Thursday, July 9, 2015

Arti Ikhlas

Setelah sekian lama tak menulis di blog karena kesibukan saya, ehmm oke okee karena malas tepatnya *tutupmuka*. Kali ini saya berkeinginan kuat untuk menulis kembali, entah karena perasaan saya lagi sedih sepeninggal kakek saya seminggu lalu (iya, menulis selalu menjadi obat mujarab bagi hati yang sedih). Pak Kaeh begitu panggilan kakek kami. Hvf, seminggu yang lalu, Kamis 2 Juli 2015 saya menerima telpon dari Mama sekitar jam 8.30 pagi. Mini heart attack selalu saya rasakan tiap mendapat telpon dari orang tua di jam yang tidak "wajar" atau tidak biasa kami bercengkrama.
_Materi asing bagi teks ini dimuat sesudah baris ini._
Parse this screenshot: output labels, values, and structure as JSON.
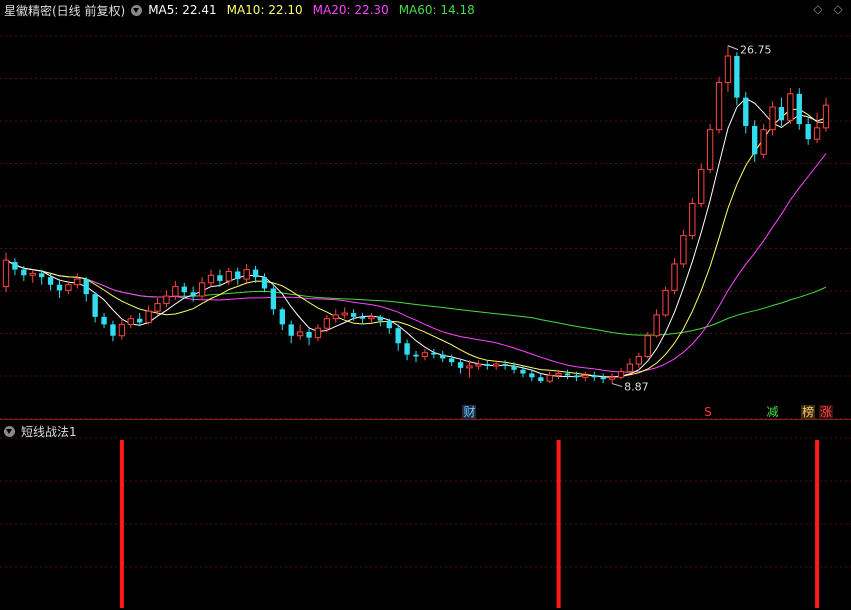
{
  "header": {
    "title": "星徽精密(日线 前复权)",
    "ma": [
      {
        "label": "MA5: 22.41",
        "color": "#ffffff"
      },
      {
        "label": "MA10: 22.10",
        "color": "#ffff66"
      },
      {
        "label": "MA20: 22.30",
        "color": "#ff44ff"
      },
      {
        "label": "MA60: 14.18",
        "color": "#44dd44"
      }
    ]
  },
  "indicator": {
    "title": "短线战法1"
  },
  "annotations": {
    "high_label": "26.75",
    "low_label": "8.87"
  },
  "signals": [
    {
      "text": "财",
      "color": "#66ccff",
      "bg": "#222a40"
    },
    {
      "text": "S",
      "color": "#ff3333",
      "bg": ""
    },
    {
      "text": "减",
      "color": "#44dd44",
      "bg": ""
    },
    {
      "text": "榜",
      "color": "#ffcc66",
      "bg": "#3a2a10"
    },
    {
      "text": "跌",
      "color": "#44dd44",
      "bg": "#0c2a0c"
    },
    {
      "text": "涨",
      "color": "#ff4444",
      "bg": "#3a1010"
    }
  ],
  "colors": {
    "up": "#ff4444",
    "down": "#33ddee",
    "grid": "#551111",
    "signal_bar": "#ff1a1a"
  },
  "chart_data": {
    "type": "candlestick",
    "price_range": [
      8.0,
      28.0
    ],
    "candles": [
      [
        14.0,
        15.4,
        13.7,
        15.8
      ],
      [
        15.3,
        14.9,
        14.6,
        15.5
      ],
      [
        14.9,
        14.6,
        14.3,
        15.1
      ],
      [
        14.6,
        14.7,
        14.2,
        14.9
      ],
      [
        14.7,
        14.5,
        14.1,
        14.9
      ],
      [
        14.5,
        14.1,
        13.8,
        14.7
      ],
      [
        14.1,
        13.8,
        13.4,
        14.4
      ],
      [
        13.8,
        14.1,
        13.6,
        14.3
      ],
      [
        14.1,
        14.4,
        13.9,
        14.7
      ],
      [
        14.4,
        13.6,
        13.2,
        14.5
      ],
      [
        13.6,
        12.4,
        12.1,
        13.7
      ],
      [
        12.4,
        12.0,
        11.8,
        12.6
      ],
      [
        12.0,
        11.4,
        11.1,
        12.2
      ],
      [
        11.4,
        12.0,
        11.2,
        12.3
      ],
      [
        12.0,
        12.3,
        11.8,
        12.5
      ],
      [
        12.3,
        12.1,
        11.9,
        12.6
      ],
      [
        12.1,
        12.7,
        12.0,
        13.0
      ],
      [
        12.7,
        13.1,
        12.5,
        13.4
      ],
      [
        13.1,
        13.5,
        12.9,
        13.8
      ],
      [
        13.5,
        14.0,
        13.3,
        14.3
      ],
      [
        14.0,
        13.7,
        13.4,
        14.2
      ],
      [
        13.7,
        13.5,
        13.2,
        14.0
      ],
      [
        13.5,
        14.2,
        13.3,
        14.5
      ],
      [
        14.2,
        14.6,
        14.0,
        14.9
      ],
      [
        14.6,
        14.3,
        14.0,
        14.9
      ],
      [
        14.3,
        14.8,
        14.1,
        15.0
      ],
      [
        14.8,
        14.4,
        14.1,
        15.0
      ],
      [
        14.4,
        14.9,
        14.2,
        15.2
      ],
      [
        14.9,
        14.5,
        14.2,
        15.1
      ],
      [
        14.5,
        13.9,
        13.7,
        14.7
      ],
      [
        13.9,
        12.8,
        12.5,
        14.1
      ],
      [
        12.8,
        12.0,
        11.7,
        12.9
      ],
      [
        12.0,
        11.4,
        11.0,
        12.2
      ],
      [
        11.4,
        11.6,
        11.2,
        12.0
      ],
      [
        11.6,
        11.3,
        10.9,
        11.8
      ],
      [
        11.3,
        11.8,
        11.1,
        12.0
      ],
      [
        11.8,
        12.3,
        11.6,
        12.5
      ],
      [
        12.3,
        12.5,
        12.1,
        12.8
      ],
      [
        12.5,
        12.6,
        12.3,
        12.9
      ],
      [
        12.6,
        12.4,
        12.2,
        12.8
      ],
      [
        12.4,
        12.3,
        12.0,
        12.6
      ],
      [
        12.3,
        12.4,
        12.1,
        12.6
      ],
      [
        12.4,
        12.2,
        11.9,
        12.5
      ],
      [
        12.2,
        11.8,
        11.5,
        12.3
      ],
      [
        11.8,
        11.0,
        10.6,
        12.0
      ],
      [
        11.0,
        10.4,
        10.1,
        11.2
      ],
      [
        10.4,
        10.3,
        10.0,
        10.6
      ],
      [
        10.3,
        10.5,
        10.1,
        10.7
      ],
      [
        10.5,
        10.4,
        10.2,
        10.7
      ],
      [
        10.4,
        10.2,
        10.0,
        10.6
      ],
      [
        10.2,
        10.0,
        9.8,
        10.4
      ],
      [
        10.0,
        9.7,
        9.4,
        10.2
      ],
      [
        9.7,
        9.8,
        9.2,
        10.1
      ],
      [
        9.8,
        9.9,
        9.6,
        10.1
      ],
      [
        9.9,
        9.8,
        9.6,
        10.1
      ],
      [
        9.8,
        9.9,
        9.6,
        10.1
      ],
      [
        9.9,
        9.8,
        9.6,
        10.1
      ],
      [
        9.8,
        9.6,
        9.4,
        10.0
      ],
      [
        9.6,
        9.4,
        9.2,
        9.8
      ],
      [
        9.4,
        9.2,
        9.0,
        9.6
      ],
      [
        9.2,
        9.0,
        8.9,
        9.4
      ],
      [
        9.0,
        9.3,
        8.9,
        9.5
      ],
      [
        9.3,
        9.4,
        9.1,
        9.6
      ],
      [
        9.4,
        9.3,
        9.1,
        9.6
      ],
      [
        9.3,
        9.2,
        9.0,
        9.5
      ],
      [
        9.2,
        9.3,
        9.0,
        9.5
      ],
      [
        9.3,
        9.2,
        9.0,
        9.5
      ],
      [
        9.2,
        9.1,
        8.9,
        9.4
      ],
      [
        9.1,
        9.2,
        8.87,
        9.4
      ],
      [
        9.2,
        9.5,
        9.1,
        9.7
      ],
      [
        9.5,
        9.9,
        9.4,
        10.2
      ],
      [
        9.9,
        10.3,
        9.7,
        10.5
      ],
      [
        10.3,
        11.4,
        10.2,
        11.6
      ],
      [
        11.4,
        12.5,
        11.3,
        12.8
      ],
      [
        12.5,
        13.8,
        12.4,
        14.0
      ],
      [
        13.8,
        15.2,
        13.6,
        15.5
      ],
      [
        15.2,
        16.7,
        15.0,
        17.0
      ],
      [
        16.7,
        18.4,
        16.5,
        18.7
      ],
      [
        18.4,
        20.2,
        18.2,
        20.5
      ],
      [
        20.2,
        22.3,
        20.0,
        22.6
      ],
      [
        22.3,
        24.8,
        22.1,
        25.1
      ],
      [
        24.8,
        26.2,
        24.3,
        26.75
      ],
      [
        26.2,
        24.0,
        23.6,
        26.4
      ],
      [
        24.0,
        22.5,
        22.1,
        24.3
      ],
      [
        22.5,
        21.0,
        20.6,
        22.8
      ],
      [
        21.0,
        22.3,
        20.8,
        22.6
      ],
      [
        22.3,
        23.5,
        22.0,
        23.8
      ],
      [
        23.5,
        22.8,
        22.5,
        24.0
      ],
      [
        22.8,
        24.2,
        22.6,
        24.5
      ],
      [
        24.2,
        22.6,
        22.3,
        24.5
      ],
      [
        22.6,
        21.8,
        21.5,
        23.0
      ],
      [
        21.8,
        22.4,
        21.6,
        23.2
      ],
      [
        22.4,
        23.6,
        22.2,
        24.0
      ]
    ],
    "signal_bars": [
      13,
      62,
      91
    ]
  }
}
Ada apa ini? Hati kecil saya sudah mengatakan, pasti kabar tentang Pak Kaeh. Pelan saya jawab telpon Mama dan benar saja diseberang sana sedang terisak, saya terdiam, "Pak Kaeh sudah gak ada" kata Mama sambil menangis. Saya hanya diam, kesedihan terkadang membuat kita tak bisa berkata-kata. Innalillahi wa innaillahi roji'un.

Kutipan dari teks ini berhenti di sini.